[ExI] Richard Lindzen on climate hysteria

John K Clark jonkc at bellsouth.net
Tue Aug 4 19:36:29 UTC 2009


"Alfio Puglisi" <alfio.puglisi at gmail.com>

> all known physics tells us that, if you put enough CO2 in the atmosphere,
> global warming will result.

If it were that simple making good climate models would be easy. It isn't.
During the late Ordovician period, 450 million years ago, there was a huge
amount of CO2 in the atmosphere, about 4400 ppm verses 380 today, and yet
the world was in the grip of a severe ice age.

>  we are seeing a clear rise in temperature.

It hasn't been very clear during the last decade!

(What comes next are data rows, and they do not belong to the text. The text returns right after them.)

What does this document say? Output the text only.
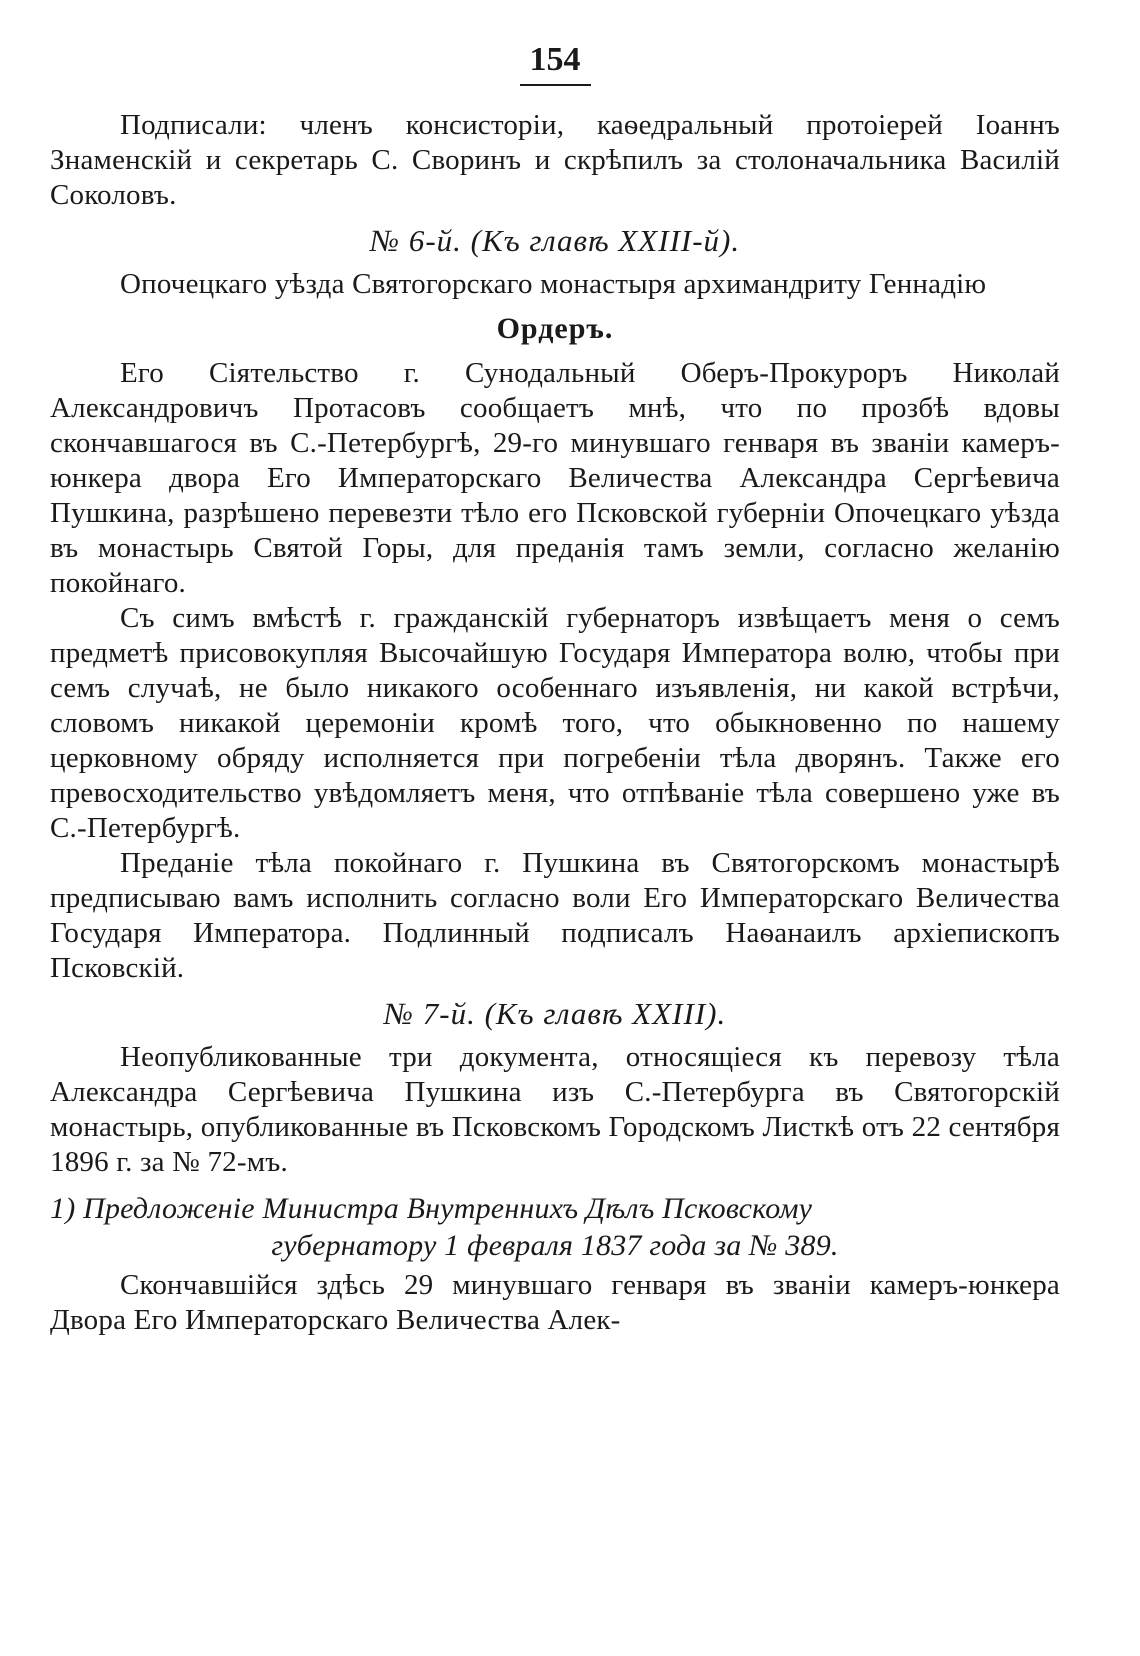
154

Подписали: членъ консисторіи, каѳедральный протоіерей Іоаннъ Знаменскій и секретарь С. Своринъ и скрѣпилъ за столоначальника Василій Соколовъ.

№ 6-й. (Къ главѣ XXIII-й).

Опочецкаго уѣзда Святогорскаго монастыря архимандриту Геннадію

Ордеръ.

Его Сіятельство г. Сунодальный Оберъ-Прокуроръ Николай Александровичъ Протасовъ сообщаетъ мнѣ, что по прозбѣ вдовы скончавшагося въ С.-Петербургѣ, 29-го минувшаго генваря въ званіи камеръ-юнкера двора Его Императорскаго Величества Александра Сергѣевича Пушкина, разрѣшено перевезти тѣло его Псковской губерніи Опочецкаго уѣзда въ монастырь Святой Горы, для преданія тамъ земли, согласно желанію покойнаго.

Съ симъ вмѣстѣ г. гражданскій губернаторъ извѣщаетъ меня о семъ предметѣ присовокупляя Высочайшую Государя Императора волю, чтобы при семъ случаѣ, не было никакого особеннаго изъявленія, ни какой встрѣчи, словомъ никакой церемоніи кромѣ того, что обыкновенно по нашему церковному обряду исполняется при погребеніи тѣла дворянъ. Также его превосходительство увѣдомляетъ меня, что отпѣваніе тѣла совершено уже въ С.-Петербургѣ.

Преданіе тѣла покойнаго г. Пушкина въ Святогорскомъ монастырѣ предписываю вамъ исполнить согласно воли Его Императорскаго Величества Государя Императора. Подлинный подписалъ Наѳанаилъ архіепископъ Псковскій.

№ 7-й. (Къ главѣ XXIII).

Неопубликованные три документа, относящіеся къ перевозу тѣла Александра Сергѣевича Пушкина изъ С.-Петербурга въ Святогорскій монастырь, опубликованные въ Псковскомъ Городскомъ Листкѣ отъ 22 сентября 1896 г. за № 72-мъ.

1) Предложеніе Министра Внутреннихъ Дѣлъ Псковскому
губернатору 1 февраля 1837 года за № 389.

Скончавшійся здѣсь 29 минувшаго генваря въ званіи камеръ-юнкера Двора Его Императорскаго Величества Алек-
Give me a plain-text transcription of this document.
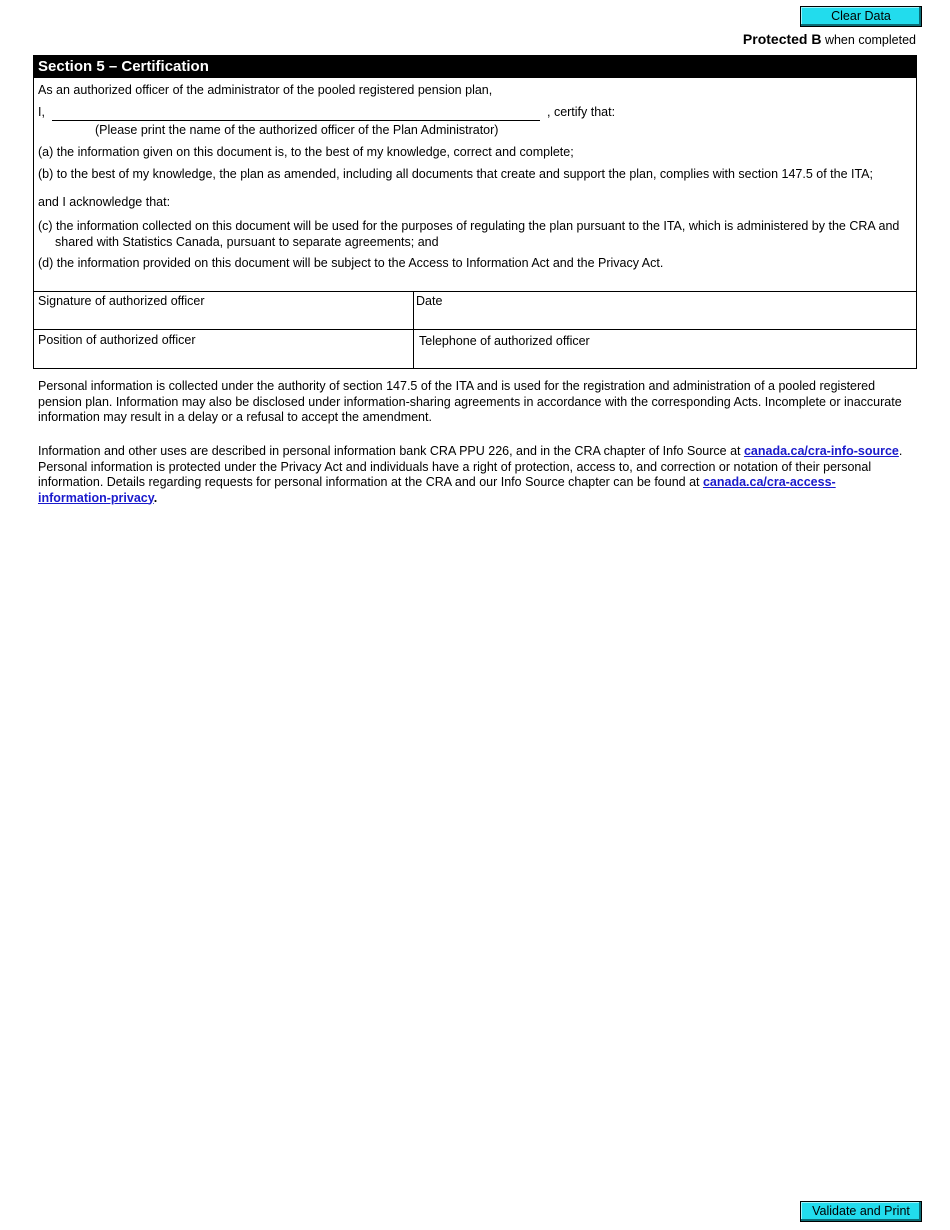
Clear Data
Protected B when completed
Section 5 – Certification
As an authorized officer of the administrator of the pooled registered pension plan,
I,	, certify that:
(Please print the name of the authorized officer of the Plan Administrator)
(a) the information given on this document is, to the best of my knowledge, correct and complete;
(b) to the best of my knowledge, the plan as amended, including all documents that create and support the plan, complies with section 147.5 of the ITA;
and I acknowledge that:
(c) the information collected on this document will be used for the purposes of regulating the plan pursuant to the ITA, which is administered by the CRA and
shared with Statistics Canada, pursuant to separate agreements; and
(d) the information provided on this document will be subject to the Access to Information Act and the Privacy Act.
Signature of authorized officer	Date
Position of authorized officer	Telephone of authorized officer
Personal information is collected under the authority of section 147.5 of the ITA and is used for the registration and administration of a pooled registered pension plan. Information may also be disclosed under information-sharing agreements in accordance with the corresponding Acts. Incomplete or inaccurate information may result in a delay or a refusal to accept the amendment.
Information and other uses are described in personal information bank CRA PPU 226, and in the CRA chapter of Info Source at canada.ca/cra-info-source. Personal information is protected under the Privacy Act and individuals have a right of protection, access to, and correction or notation of their personal information. Details regarding requests for personal information at the CRA and our Info Source chapter can be found at canada.ca/cra-access-information-privacy.
Validate and Print
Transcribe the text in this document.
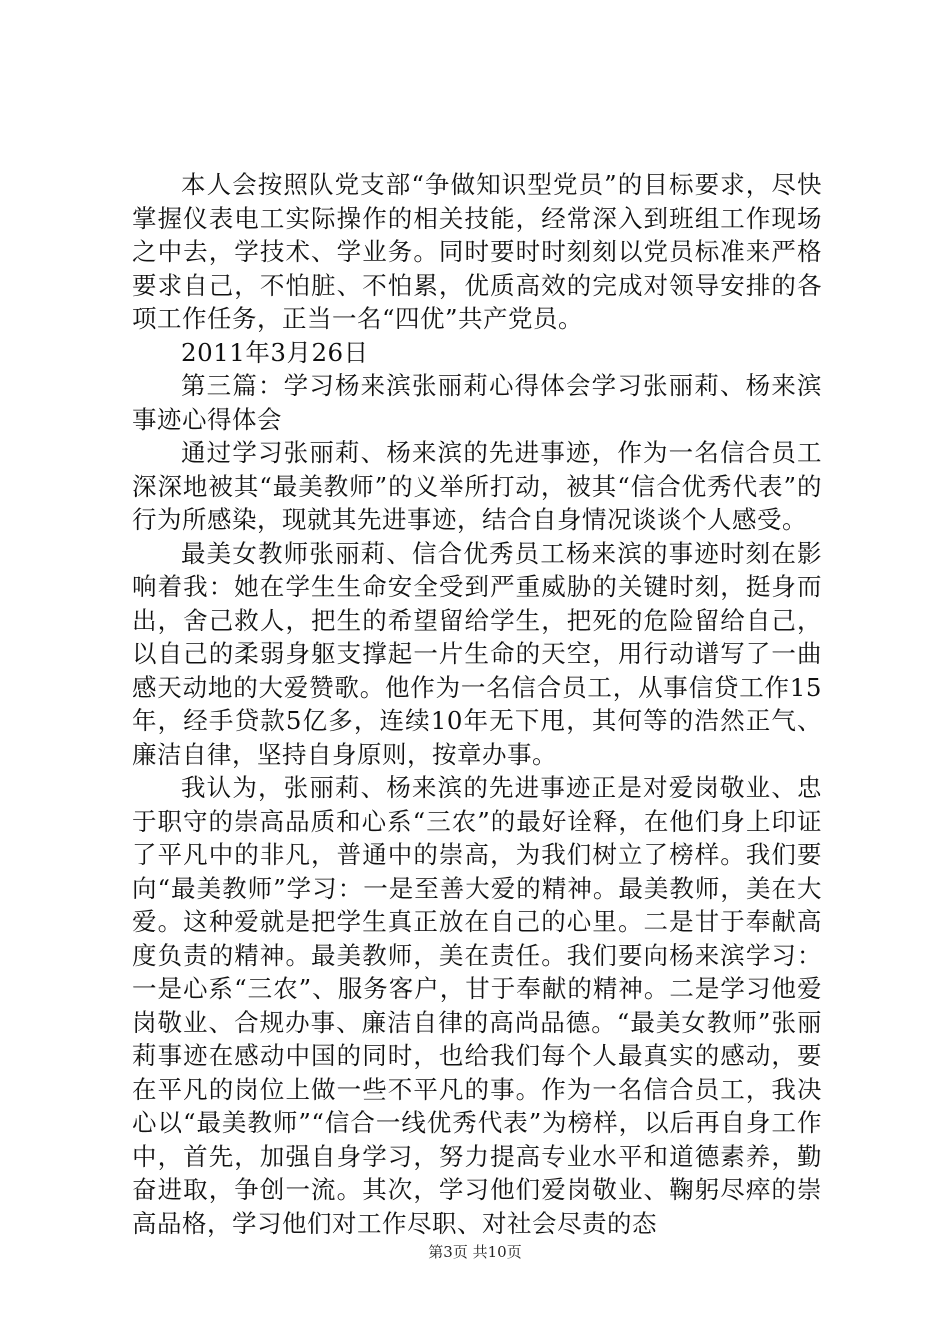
本人会按照队党支部“争做知识型党员”的目标要求，尽快掌握仪表电工实际操作的相关技能，经常深入到班组工作现场之中去，学技术、学业务。同时要时时刻刻以党员标准来严格要求自己，不怕脏、不怕累，优质高效的完成对领导安排的各项工作任务，正当一名“四优”共产党员。

2011年3月26日

第三篇：学习杨来滨张丽莉心得体会学习张丽莉、杨来滨事迹心得体会

通过学习张丽莉、杨来滨的先进事迹，作为一名信合员工深深地被其“最美教师”的义举所打动，被其“信合优秀代表”的行为所感染，现就其先进事迹，结合自身情况谈谈个人感受。

最美女教师张丽莉、信合优秀员工杨来滨的事迹时刻在影响着我：她在学生生命安全受到严重威胁的关键时刻，挺身而出，舍己救人，把生的希望留给学生，把死的危险留给自己，以自己的柔弱身躯支撑起一片生命的天空，用行动谱写了一曲感天动地的大爱赞歌。他作为一名信合员工，从事信贷工作15年，经手贷款5亿多，连续10年无下甩，其何等的浩然正气、廉洁自律，坚持自身原则，按章办事。

我认为，张丽莉、杨来滨的先进事迹正是对爱岗敬业、忠于职守的崇高品质和心系“三农”的最好诠释，在他们身上印证了平凡中的非凡，普通中的崇高，为我们树立了榜样。我们要向“最美教师”学习：一是至善大爱的精神。最美教师，美在大爱。这种爱就是把学生真正放在自己的心里。二是甘于奉献高度负责的精神。最美教师，美在责任。我们要向杨来滨学习：一是心系“三农”、服务客户，甘于奉献的精神。二是学习他爱岗敬业、合规办事、廉洁自律的高尚品德。“最美女教师”张丽莉事迹在感动中国的同时，也给我们每个人最真实的感动，要在平凡的岗位上做一些不平凡的事。作为一名信合员工，我决心以“最美教师”“信合一线优秀代表”为榜样，以后再自身工作中，首先，加强自身学习，努力提高专业水平和道德素养，勤奋进取，争创一流。其次，学习他们爱岗敬业、鞠躬尽瘁的崇高品格，学习他们对工作尽职、对社会尽责的态

第3页 共10页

> we know that the current rise in CO2 and temperature would be a
> *vertical line* on any climate graph of the known Earth history,
> unlike anything we have seen before.

That is simply untrue. During the last 600 million years the atmosphere has
almost always had far more CO2 than now, abut 3000 ppm on average. The only
exception was a period that lasted from 315 million years ago to 270 where
there was about the same amount of CO2 as we have now. The temperature was
about the same then as it is now too, and during the late Ordovician that I
mentioned before it was much colder, but other than a few very brief ice
ages during the last few million years the temperature has always been
warmer than now, or at least during the last 600 million years it has.

> Can you show this numerically? If you can show, quantitatively, that one
> or more of the current unknowns in the models are enough to mask the
> cumulative (in the time axis) effect of CO2, water wapor and other
> GHGs, you will have a point, but not yet.

Can you show me a climate model that has accurately predicted anything?
These things have no track record but you expect us to stake our lives on
them.

> Somehow the clouds have failed to materialize to save the situation.

I'm not saying clouds are going to save us, for all I know they could make
things worse, but I am saying that love them or hate them clouds are vitally
important to climate. So how much confidence can you have in a computer
model that doesn't even try to deal with them?